I'm not sure why the errors are happening. Might be that there was a lot of to do for all the projects enabled at once. Let's monitor the logs for a couple of more days to see if this reoccurs and then we can proceed. Next scheduled execution should be tomorrow UTC morning (05:15 and 07:45 respectively).

The errors reoccured this morning :-(. I believe they have the same root cause as described in T341658#9042285, as connecting to a database is (also) handled in a way similar to opening files. I filled T344428 as an umbrella task.

Considering the amount of logspam, we should probably resolve T344428 and subtasks before proceeding to scale new Impact backend logic further.

Change 949034 merged by jenkins-bot:

[operations/mediawiki-config@master] Growth: Enable new Impact backend everywhere

https://gerrit.wikimedia.org/r/949034

Mentioned in SAL (#wikimedia-operations) [2023-10-26T08:39:24Z] <urbanecm@deploy2002> Started scap: Backport for [[gerrit:949034|Growth: Enable new Impact backend everywhere (T344143)]]

Mentioned in SAL (#wikimedia-operations) [2023-10-26T08:40:48Z] <urbanecm@deploy2002> urbanecm: Backport for [[gerrit:949034|Growth: Enable new Impact backend everywhere (T344143)]] synced to the testservers (https://wikitech.wikimedia.org/wiki/Mwdebug)

Mentioned in SAL (#wikimedia-operations) [2023-10-26T08:48:53Z] <urbanecm@deploy2002> Finished scap: Backport for [[gerrit:949034|Growth: Enable new Impact backend everywhere (T344143)]] (duration: 09m 29s)

I've enabled the new Impact backend globally.
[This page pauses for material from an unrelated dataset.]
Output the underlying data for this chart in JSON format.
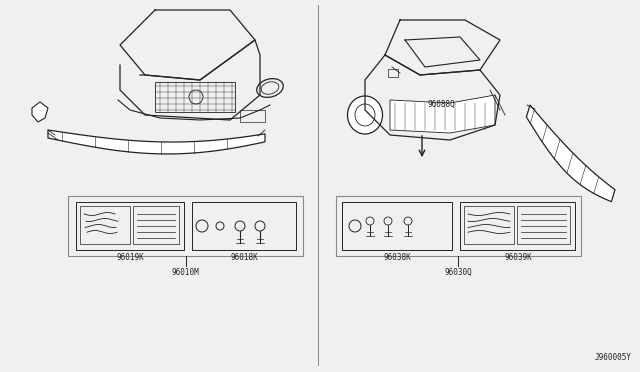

Last remaining step is to validate the impact data got populated. I'll do that in a couple of hours, when the first update (triggered in T344428#9283254) finishes everywhere.

Urbanecm_WMF updated the task description. (Show Details)

The new Impact backend successfully executed on all Wikipedias. Resolving.